Samsung's enterprise division experienced an 86 percent growth in revenue in the first half of 2013. Taylor said nearly 100 percent of the sales, with the exception of a few direct sales through businesses like Time Warner Cable, came through the channel.
Taylor told partners Samsung's enterprise focus is on verticals and mobility. The company has created several tools for partners to utilize to boost sales, including a revamped website and an enterprise briefing center, opened on July 1, 2013.
The website, Taylor said, received a recent face-lift, ensuring a look and feel geared toward enterprise partners and their customers, rather than the previous consumer-driven website.
According to Taylor, the 7,000-square-foot enterprise briefing center located in Ridgefield Park, N.J., is a flexible meeting space with six zones modeled after six verticals: hospitality, financial services, retail, healthcare, education and a business boardroom. Each zone is set up to demonstrate to customers how Samsung hardware, paired with software, can create a total solution in a specific place. Taylor encouraged partners to bring customers to the space for a demonstration.

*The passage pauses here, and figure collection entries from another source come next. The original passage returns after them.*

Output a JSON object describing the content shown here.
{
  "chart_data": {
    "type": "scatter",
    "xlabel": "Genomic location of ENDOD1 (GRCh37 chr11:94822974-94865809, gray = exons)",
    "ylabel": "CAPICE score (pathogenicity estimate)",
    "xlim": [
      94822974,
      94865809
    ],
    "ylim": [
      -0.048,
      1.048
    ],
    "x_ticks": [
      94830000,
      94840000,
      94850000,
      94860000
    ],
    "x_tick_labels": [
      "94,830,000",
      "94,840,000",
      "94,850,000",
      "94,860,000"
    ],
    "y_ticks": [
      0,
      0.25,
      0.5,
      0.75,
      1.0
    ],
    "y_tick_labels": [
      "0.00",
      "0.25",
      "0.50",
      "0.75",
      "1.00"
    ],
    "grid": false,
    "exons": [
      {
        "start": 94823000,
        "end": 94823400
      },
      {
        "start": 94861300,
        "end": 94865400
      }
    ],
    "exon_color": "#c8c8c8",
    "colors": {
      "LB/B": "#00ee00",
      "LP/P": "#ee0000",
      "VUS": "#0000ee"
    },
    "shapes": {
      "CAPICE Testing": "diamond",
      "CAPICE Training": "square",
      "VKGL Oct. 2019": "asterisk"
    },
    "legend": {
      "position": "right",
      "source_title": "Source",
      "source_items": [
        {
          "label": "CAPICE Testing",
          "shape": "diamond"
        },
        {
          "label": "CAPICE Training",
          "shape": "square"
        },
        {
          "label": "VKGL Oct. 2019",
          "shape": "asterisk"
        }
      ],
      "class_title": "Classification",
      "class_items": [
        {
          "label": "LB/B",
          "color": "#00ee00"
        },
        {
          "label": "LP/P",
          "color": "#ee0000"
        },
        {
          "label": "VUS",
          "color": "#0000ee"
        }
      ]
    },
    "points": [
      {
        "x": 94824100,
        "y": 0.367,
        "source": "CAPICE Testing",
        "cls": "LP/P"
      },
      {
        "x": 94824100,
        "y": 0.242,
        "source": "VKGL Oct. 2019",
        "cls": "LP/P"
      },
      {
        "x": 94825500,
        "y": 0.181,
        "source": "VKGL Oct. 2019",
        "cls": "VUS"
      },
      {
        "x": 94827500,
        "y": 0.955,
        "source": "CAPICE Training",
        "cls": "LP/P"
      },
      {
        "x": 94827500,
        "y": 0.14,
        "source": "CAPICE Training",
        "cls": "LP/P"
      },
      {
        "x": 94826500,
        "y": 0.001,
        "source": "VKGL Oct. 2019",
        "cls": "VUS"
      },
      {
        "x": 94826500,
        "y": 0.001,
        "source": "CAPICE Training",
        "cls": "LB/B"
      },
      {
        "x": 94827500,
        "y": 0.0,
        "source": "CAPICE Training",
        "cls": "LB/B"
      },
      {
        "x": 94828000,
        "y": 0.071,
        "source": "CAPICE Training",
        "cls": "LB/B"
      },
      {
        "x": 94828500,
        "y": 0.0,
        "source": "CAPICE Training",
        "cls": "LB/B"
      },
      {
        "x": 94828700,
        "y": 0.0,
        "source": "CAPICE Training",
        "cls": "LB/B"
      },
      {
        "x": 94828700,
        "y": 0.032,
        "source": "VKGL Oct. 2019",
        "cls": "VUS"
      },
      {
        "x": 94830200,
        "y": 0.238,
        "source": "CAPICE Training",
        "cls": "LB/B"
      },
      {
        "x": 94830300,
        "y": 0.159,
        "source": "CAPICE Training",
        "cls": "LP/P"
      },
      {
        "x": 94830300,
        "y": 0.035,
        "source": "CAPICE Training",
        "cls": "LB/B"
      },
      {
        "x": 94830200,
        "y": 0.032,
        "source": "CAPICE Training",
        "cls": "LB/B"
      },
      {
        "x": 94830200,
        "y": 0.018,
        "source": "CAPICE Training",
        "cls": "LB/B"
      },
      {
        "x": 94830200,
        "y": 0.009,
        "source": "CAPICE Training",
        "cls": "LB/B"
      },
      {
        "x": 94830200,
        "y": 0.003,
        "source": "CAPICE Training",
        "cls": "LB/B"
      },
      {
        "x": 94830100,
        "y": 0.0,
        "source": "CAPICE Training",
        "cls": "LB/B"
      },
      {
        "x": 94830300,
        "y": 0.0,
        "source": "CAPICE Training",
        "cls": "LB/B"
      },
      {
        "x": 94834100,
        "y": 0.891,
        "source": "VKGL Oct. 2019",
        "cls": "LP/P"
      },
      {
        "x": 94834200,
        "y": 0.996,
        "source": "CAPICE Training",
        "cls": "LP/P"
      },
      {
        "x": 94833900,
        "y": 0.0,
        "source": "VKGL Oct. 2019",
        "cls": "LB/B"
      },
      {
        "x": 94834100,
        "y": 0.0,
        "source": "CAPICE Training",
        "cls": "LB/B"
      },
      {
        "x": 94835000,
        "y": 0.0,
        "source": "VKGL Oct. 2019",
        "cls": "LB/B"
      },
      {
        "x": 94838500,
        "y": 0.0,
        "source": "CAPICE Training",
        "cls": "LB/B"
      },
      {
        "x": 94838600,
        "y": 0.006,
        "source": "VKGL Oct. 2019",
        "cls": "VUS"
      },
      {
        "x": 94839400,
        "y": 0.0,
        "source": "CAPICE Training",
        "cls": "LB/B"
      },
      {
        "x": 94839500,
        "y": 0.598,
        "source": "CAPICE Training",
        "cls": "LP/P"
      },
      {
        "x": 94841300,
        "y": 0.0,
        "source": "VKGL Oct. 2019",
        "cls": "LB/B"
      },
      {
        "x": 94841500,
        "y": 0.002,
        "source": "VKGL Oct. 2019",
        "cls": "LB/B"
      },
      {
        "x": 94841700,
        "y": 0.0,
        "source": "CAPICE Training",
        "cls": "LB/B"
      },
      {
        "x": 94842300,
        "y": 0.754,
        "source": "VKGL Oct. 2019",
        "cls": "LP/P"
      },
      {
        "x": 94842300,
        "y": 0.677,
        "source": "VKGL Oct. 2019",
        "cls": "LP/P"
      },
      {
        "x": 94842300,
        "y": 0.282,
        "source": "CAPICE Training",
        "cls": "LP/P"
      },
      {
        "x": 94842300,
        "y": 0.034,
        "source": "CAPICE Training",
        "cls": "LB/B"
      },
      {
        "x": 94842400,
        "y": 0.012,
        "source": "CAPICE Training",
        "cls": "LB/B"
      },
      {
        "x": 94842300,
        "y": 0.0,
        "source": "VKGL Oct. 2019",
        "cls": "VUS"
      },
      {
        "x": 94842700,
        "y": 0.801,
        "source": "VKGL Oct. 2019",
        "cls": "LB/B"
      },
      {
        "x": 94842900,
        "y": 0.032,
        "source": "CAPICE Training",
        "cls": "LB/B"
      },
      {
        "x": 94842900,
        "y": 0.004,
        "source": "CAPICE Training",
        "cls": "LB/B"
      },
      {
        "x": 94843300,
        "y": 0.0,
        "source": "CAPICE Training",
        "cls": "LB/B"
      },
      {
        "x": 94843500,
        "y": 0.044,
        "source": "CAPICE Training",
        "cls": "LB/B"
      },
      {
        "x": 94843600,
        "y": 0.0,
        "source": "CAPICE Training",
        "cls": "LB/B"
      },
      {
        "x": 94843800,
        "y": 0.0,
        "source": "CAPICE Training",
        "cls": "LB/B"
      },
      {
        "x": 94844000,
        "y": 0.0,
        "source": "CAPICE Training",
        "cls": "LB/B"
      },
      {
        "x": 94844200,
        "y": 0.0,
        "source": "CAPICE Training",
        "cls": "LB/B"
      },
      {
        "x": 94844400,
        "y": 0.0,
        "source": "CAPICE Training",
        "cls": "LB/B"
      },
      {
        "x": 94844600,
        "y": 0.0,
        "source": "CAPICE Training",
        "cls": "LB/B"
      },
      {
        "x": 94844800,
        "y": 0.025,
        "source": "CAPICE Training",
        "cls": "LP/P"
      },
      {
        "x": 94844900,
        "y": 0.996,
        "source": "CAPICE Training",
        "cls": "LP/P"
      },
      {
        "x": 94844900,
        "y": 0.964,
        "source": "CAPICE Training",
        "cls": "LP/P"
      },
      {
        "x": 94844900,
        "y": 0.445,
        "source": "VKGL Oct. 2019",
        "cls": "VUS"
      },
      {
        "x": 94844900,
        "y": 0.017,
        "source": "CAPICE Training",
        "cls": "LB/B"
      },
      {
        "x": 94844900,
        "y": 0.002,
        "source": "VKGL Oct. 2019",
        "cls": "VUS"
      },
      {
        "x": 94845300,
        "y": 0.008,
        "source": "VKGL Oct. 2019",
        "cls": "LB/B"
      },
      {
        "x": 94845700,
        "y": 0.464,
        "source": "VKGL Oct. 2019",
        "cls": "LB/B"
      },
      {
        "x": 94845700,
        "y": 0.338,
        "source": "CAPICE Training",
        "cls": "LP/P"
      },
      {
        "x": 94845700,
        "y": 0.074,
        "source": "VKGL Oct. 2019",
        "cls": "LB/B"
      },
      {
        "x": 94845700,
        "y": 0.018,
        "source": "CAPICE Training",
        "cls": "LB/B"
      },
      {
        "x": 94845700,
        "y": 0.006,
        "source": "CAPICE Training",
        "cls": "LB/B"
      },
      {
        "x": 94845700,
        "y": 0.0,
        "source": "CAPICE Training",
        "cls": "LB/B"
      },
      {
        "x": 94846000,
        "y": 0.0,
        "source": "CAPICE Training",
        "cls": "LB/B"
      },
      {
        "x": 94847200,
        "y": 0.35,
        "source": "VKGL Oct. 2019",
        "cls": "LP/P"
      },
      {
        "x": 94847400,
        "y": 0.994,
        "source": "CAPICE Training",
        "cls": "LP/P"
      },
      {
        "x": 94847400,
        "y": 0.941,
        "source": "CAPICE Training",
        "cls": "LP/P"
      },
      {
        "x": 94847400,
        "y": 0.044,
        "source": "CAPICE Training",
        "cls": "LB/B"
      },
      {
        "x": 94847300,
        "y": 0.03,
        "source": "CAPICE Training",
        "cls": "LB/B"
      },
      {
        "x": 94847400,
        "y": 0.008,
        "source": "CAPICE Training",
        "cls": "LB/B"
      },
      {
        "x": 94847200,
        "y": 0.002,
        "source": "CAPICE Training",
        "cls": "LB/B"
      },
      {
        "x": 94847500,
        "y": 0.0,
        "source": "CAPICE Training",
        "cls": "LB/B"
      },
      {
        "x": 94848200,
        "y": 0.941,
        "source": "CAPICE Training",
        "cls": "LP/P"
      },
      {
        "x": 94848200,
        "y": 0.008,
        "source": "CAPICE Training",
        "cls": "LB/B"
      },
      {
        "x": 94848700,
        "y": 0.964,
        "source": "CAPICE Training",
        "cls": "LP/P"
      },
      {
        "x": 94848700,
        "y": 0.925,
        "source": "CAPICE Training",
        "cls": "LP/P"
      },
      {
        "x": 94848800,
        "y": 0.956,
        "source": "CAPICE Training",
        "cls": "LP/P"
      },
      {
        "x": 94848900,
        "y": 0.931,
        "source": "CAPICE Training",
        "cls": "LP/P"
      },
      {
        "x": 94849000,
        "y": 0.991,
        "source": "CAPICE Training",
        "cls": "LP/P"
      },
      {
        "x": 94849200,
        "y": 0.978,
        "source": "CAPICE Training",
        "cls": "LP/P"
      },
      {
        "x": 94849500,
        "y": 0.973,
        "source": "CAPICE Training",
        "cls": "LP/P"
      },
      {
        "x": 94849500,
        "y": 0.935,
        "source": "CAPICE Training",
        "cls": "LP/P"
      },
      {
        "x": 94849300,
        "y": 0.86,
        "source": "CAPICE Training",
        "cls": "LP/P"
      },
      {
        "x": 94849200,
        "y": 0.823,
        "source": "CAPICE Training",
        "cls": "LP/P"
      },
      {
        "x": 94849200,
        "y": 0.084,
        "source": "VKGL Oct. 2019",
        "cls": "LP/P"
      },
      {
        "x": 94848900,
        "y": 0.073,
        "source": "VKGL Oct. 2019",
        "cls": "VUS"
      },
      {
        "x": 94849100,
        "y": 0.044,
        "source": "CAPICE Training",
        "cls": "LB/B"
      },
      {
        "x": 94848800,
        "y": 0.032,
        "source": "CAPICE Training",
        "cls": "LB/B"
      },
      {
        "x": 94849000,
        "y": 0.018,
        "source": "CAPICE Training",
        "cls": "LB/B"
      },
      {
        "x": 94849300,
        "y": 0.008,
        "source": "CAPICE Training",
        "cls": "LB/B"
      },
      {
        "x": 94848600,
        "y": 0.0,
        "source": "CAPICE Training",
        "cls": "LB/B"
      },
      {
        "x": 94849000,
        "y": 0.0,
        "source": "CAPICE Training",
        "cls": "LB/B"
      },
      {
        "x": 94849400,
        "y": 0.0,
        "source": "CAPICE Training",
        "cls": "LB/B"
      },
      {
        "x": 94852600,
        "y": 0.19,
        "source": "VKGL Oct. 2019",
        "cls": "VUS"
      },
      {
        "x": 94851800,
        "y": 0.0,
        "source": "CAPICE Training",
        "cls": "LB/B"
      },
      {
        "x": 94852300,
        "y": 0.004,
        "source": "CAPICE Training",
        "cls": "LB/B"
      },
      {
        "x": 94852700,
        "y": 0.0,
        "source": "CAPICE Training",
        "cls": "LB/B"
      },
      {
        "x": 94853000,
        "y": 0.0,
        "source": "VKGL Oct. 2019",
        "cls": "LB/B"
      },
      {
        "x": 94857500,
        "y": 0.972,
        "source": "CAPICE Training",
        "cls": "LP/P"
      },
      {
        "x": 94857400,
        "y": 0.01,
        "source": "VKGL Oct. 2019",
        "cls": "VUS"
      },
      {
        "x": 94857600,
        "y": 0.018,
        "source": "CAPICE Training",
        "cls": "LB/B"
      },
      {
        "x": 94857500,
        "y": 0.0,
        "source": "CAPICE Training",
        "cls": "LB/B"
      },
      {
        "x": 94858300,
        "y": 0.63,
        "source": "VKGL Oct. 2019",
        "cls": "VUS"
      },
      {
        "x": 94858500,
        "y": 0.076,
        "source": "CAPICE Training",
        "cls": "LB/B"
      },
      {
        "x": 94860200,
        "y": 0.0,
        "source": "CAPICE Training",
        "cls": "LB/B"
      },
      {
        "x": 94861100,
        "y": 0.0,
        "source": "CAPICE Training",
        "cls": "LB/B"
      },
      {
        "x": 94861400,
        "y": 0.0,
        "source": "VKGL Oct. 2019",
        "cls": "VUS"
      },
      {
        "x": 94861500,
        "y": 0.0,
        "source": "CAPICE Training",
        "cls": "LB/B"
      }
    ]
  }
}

Jason Ulm, vice president of channel and wholesale sales at Appia, an Indianapolis-based solution provider, said he is seeing high demand for Samsung products and is impressed with the idea of the enterprise briefing center.
"Generally, a demonstration room is just a big space full of products that aren't set up in the actual vertical environment," Ulm said. He said the real-world models give partners an edge by showing customers exactly how the final solution will appear in his or her workplace.

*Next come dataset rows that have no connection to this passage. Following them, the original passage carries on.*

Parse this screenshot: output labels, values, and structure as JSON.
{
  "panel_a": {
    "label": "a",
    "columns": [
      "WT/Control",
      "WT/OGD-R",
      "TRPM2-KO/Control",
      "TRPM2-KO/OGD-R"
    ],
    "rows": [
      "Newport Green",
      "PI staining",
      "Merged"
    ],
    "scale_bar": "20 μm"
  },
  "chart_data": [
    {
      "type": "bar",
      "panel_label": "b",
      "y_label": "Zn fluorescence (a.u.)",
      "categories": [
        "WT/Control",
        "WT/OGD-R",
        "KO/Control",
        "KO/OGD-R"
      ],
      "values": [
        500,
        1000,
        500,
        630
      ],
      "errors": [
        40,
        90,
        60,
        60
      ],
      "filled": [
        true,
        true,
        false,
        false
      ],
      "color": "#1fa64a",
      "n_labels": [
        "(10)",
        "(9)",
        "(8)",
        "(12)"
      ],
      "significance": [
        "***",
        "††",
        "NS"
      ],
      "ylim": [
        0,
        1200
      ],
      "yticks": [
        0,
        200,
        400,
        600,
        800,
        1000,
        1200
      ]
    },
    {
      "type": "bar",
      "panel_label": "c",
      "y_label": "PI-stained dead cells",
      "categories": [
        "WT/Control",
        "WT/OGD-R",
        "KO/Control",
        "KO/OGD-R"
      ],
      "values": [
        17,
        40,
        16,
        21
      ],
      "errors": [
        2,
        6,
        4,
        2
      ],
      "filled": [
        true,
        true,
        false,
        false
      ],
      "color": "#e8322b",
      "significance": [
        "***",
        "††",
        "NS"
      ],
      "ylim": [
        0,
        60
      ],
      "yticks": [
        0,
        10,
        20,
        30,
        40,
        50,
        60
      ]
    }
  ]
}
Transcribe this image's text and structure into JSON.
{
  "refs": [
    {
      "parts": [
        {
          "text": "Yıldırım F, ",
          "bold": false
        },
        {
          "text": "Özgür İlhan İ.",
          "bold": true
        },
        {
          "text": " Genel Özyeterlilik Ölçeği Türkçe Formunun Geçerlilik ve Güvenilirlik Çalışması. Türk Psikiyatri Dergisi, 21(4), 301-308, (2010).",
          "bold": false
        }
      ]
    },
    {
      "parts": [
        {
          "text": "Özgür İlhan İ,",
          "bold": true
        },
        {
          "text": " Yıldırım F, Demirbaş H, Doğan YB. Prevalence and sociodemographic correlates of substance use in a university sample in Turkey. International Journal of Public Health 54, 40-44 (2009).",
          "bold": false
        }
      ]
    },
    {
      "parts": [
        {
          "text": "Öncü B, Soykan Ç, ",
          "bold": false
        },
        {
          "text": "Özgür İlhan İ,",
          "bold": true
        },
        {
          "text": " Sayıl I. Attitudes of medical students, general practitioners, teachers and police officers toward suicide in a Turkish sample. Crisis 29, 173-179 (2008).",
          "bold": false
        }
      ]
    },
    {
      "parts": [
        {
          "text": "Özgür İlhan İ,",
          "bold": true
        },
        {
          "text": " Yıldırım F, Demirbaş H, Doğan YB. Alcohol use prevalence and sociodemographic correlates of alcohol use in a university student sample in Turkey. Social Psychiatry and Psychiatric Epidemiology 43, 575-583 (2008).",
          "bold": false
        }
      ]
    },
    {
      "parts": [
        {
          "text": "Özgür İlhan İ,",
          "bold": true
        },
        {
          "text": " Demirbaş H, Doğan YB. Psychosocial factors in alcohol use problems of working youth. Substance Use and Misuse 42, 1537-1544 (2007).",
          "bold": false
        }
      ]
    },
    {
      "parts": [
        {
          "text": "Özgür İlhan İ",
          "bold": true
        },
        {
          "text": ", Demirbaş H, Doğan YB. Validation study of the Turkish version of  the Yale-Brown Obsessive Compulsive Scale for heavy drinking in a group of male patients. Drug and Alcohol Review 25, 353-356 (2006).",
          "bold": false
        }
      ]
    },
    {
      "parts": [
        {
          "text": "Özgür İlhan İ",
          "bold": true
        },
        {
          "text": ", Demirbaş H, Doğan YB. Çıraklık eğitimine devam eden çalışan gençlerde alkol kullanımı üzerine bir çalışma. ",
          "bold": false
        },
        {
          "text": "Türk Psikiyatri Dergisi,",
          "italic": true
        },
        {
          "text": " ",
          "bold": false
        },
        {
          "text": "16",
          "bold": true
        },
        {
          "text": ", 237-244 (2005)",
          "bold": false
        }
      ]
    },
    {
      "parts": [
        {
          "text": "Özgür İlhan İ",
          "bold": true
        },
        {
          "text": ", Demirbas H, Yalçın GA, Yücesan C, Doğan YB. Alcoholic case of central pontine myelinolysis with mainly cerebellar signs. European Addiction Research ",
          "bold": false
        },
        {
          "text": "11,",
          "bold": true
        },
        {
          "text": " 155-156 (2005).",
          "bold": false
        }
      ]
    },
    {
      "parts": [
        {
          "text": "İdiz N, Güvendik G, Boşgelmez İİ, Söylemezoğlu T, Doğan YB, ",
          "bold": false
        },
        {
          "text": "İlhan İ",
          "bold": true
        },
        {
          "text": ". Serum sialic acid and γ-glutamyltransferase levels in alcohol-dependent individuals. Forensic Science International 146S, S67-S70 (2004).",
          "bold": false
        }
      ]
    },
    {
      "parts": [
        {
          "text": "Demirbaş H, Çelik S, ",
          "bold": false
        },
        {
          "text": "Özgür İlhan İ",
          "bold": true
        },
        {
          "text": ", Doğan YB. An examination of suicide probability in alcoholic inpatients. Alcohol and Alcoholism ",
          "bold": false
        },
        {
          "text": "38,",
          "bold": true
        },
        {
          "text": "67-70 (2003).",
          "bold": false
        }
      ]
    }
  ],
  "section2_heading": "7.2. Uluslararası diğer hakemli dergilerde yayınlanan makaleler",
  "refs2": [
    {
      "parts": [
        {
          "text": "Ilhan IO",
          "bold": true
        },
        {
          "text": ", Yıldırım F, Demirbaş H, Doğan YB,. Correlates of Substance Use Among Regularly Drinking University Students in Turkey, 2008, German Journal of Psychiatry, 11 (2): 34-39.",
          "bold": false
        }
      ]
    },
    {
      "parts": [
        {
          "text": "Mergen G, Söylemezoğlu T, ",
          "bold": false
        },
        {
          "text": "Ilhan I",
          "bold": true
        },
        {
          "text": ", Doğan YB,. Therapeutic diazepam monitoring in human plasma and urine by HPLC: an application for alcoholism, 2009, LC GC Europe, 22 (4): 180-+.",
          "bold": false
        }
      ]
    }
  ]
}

The problem, Ulm said, is that many partners are too small to justify flying clients to the center, an issue regional demonstration centers could resolve.
Bill Sterbinsky, director of F1 Computer Solution, a Warrenton, Va.-based solution provider, said his experience with Samsung has occurred in the digital signage space.

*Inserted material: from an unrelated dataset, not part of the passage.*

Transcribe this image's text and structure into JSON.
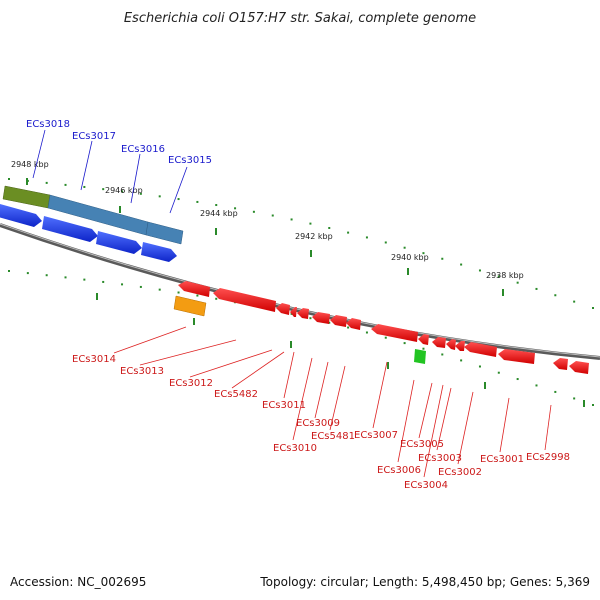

F1 Computer Solution used HD Samsung monitors to run content for an advertising company over baggage carousels at both the Dallas/Fort Worth International Airport and Reagan National Airport in Washington, D.C.
"We're interested in taking a look at Samsung as an option for some of our lower-end solutions," Sterbinsky said. He added his company currently only uses Samsung hardware for its higher-end deals.
Sterbinsky said he would consider taking clients to Ridgefield Park, N.J., for a demonstration. Most partners, Sterbinsky said, would have to have a big opportunity to make the trip worth the expense.
Taylor said of Samsung's product lineup, the company could use U.S. partner help in promoting printing solutions, an area Samsung is No. 1 in the world, but not in the U.S.